Dive Brief:
- CFOs are planning to increase their compensation spend in 2023, with 86% of finance chiefs noting they plan to raise it by at least 3% year-over-year, according to a recent survey by Gartner.
- CFOs are still facing a tight labor market in 2023. As CFOs weigh increased turnover and a more remote workforce, “they're thinking through, how do they use compensation as a lever to engage and retain talent across their workforce,” said Alexander Bant, chief of research in the Gartner finance practice.
- Only 5% of the 279 CFOs surveyed stated they planned to reduce their compensation spend in 2023, according to Gartner.
Dive Insight:
While CFOs typically budget more for compensation every year, ongoing inflationary pressures and a still-tight labor market puts compensation plans “front and center” in CFOs’ “ability to engage and retain top talent,” Bant said in an interview.

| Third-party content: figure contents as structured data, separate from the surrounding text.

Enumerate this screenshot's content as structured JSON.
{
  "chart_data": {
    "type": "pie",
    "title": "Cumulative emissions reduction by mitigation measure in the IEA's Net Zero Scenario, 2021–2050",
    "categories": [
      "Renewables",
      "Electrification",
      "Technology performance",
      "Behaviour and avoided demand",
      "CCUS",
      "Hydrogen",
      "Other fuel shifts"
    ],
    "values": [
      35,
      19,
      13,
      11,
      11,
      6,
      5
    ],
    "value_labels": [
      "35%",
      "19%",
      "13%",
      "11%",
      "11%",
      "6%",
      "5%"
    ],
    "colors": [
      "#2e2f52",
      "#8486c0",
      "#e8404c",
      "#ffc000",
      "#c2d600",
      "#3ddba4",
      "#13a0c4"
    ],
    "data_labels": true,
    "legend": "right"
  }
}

However, this does not mean finance chiefs will be budgeting for sweeping pay raises across their entire workforce — CFOs are “not trying to keep up with inflation across the board,” Bant said.
Rather, they are working with other members of the C-Suite such as the chief human resource officer and using tools like advanced analytics to single out and reward top performers which might be at more risk of departing for other opportunities, he said.
“CFOs are being more deliberate about how they allocate that money,” Bant said.
While the pace of wage growth slowed in the fourth quarter of 2022, according to recent data from the Labor Department, tamping down fears of a wage-price spiral, the war on talent remains a top worry for finance chiefs. Raising compensation can allow companies to be more competitive in the face of ongoing talent shortages, especially as workforce needs change.
For those companies which are moving employees back into the office, for example, raising compensation can help them to better compete against the remote or hybrid work opportunities which are becoming increasingly common, for example, Bant said.
Upping compensation can also help firms to find or hold onto employees with the key skills they need in areas such as digital transformation. Despite cost pressures, 43% of finance chiefs said they plan to increase their companies’ technology spend by 10% or more, according to the Gartner survey.
“What we’re hearing is, ‘Yes, we are right-sizing parts of our organization and reducing head count in certain areas, but at the same time, we still have open roles and we're still searching for talent in those areas that align to our digital transformation priorities,” Bant said of the search for technology talent.
Such skills still come at a premium, for that matter, despite the recent spat of layoffs across high-profile tech companies such as Google parent Alphabet, IBM and Microsoft. While these companies have reduced staff, they may not be letting go of employees with critical hardcore coding, data analytics or artificial intelligence related skills, Bant said.
“There is more talent available from technology companies, but that doesn't mean that talent necessarily has the technical skills to drive the digital transformations that many CFOs and their leadership teams need,” he said.